Le sort des orques Wikie et Keijo, captives au Marineland d'Antibes, suscite une vive émotion. Plusieurs associations de protection animale, dont Sea Shepherd et One Voice, lancent un appel urgent pour leur transfert vers un sanctuaire marin en Méditerranée. Selon les défenseurs des animaux, les deux cétacés souffrent de conditions de captivité indignes, dans un bassin trop petit et dépourvu de stimulation naturelle.
Des conditions de vie déplorables
Wikie, 22 ans, et Keijo, 15 ans, sont nés en captivité et n'ont jamais connu la liberté. Leur bassin, d'une capacité de 10 millions de litres, est jugé insuffisant pour des animaux pouvant parcourir des centaines de kilomètres par jour dans la nature. Les associations soulignent que les orques en captivité développent des problèmes de santé, notamment des déformations dorsales et des troubles comportementaux. « Ces animaux sont privés de tout ce qui fait leur essence : l'espace, la vie en groupe, la chasse », dénonce Lamya Essemlali, présidente de Sea Shepherd France.
Un sanctuaire en projet
Un projet de sanctuaire marin, porté par la Fondation Brigitte Bardot et d'autres organisations, vise à accueillir les orques dans une zone protégée au large de la Corse ou de la Sardaigne. Ce sanctuaire offrirait un espace de 50 hectares, avec des eaux profondes et des conditions proches de la vie sauvage. Le coût estimé du projet est de 15 millions d'euros, financé par des dons et des fonds publics. Cependant, le transfert nécessite l'autorisation du ministère de la Transition écologique, qui n'a pas encore statué.
Un précédent encourageant
En 2023, deux dauphins du Marineland ont été relâchés avec succès dans un sanctuaire au large de la Grèce, démontrant la faisabilité de telles opérations. Les associations espèrent que cette expérience servira de modèle pour Wikie et Keijo. « Nous avons prouvé que les cétacés peuvent s'adapter à un environnement semi-naturel, même après des années de captivité », affirme Muriel Arnal, présidente de One Voice.

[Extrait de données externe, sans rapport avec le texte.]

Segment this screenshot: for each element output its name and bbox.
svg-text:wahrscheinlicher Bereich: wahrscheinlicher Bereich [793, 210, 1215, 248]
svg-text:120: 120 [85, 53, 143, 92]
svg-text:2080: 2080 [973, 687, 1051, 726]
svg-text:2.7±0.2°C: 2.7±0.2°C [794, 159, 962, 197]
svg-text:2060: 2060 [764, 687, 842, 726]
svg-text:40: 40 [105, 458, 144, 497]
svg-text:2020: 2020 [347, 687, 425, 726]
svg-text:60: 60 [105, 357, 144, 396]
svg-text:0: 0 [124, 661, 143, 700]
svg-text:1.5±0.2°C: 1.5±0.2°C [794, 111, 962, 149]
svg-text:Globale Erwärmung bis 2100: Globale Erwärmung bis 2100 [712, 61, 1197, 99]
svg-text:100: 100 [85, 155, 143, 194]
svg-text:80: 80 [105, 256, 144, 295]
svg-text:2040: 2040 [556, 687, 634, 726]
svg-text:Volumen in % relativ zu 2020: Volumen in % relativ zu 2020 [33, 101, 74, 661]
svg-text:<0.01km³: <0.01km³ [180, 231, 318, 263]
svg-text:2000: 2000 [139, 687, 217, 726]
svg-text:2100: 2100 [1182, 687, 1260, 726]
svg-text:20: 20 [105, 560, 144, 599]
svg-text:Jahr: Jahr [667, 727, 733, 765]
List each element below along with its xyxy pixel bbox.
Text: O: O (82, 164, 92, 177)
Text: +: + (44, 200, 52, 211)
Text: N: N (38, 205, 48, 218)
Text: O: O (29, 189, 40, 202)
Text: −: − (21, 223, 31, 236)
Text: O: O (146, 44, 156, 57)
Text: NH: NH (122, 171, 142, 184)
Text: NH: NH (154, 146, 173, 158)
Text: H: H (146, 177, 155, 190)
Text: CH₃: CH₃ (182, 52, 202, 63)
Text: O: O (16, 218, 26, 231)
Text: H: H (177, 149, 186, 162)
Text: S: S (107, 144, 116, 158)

L'opposition du Marineland
Le Marineland d'Antibes, qui détient les orques, refuse catégoriquement leur transfert. La direction argue que les animaux sont en bonne santé et que le parc respecte les normes en vigueur. « Nos orques sont suivies par des vétérinaires et bénéficient de soins de qualité », déclare un porte-parole. Mais les associations dénoncent un conflit d'intérêts : le parc continue de programmer des spectacles avec les animaux, générant des revenus importants. Selon les chiffres de 2022, Marineland a accueilli 1,2 million de visiteurs, avec un chiffre d'affaires de 60 millions d'euros.
Un enjeu éthique et juridique
Au-delà du bien-être animal, cette affaire soulève des questions juridiques. La loi française de 2021 contre la maltraitance animale interdit la détention de cétacés dans des bassins, mais une dérogation existe pour les parcs existants. Les associations demandent l'application stricte de la loi et le classement des orques comme « espèces protégées », ce qui faciliterait leur transfert. Une pétition en ligne a déjà recueilli plus de 300 000 signatures.
Un appel à la mobilisation
Les associations appellent le gouvernement à prendre ses responsabilités. « Il est temps de mettre fin à cette souffrance. Wikie et Keijo méritent une retraite digne dans un sanctuaire », insiste Lamya Essemlali. Une manifestation est prévue le 15 juillet devant le ministère de la Transition écologique à Paris. Les défenseurs des animaux espèrent que la pression citoyenne forcera une décision favorable.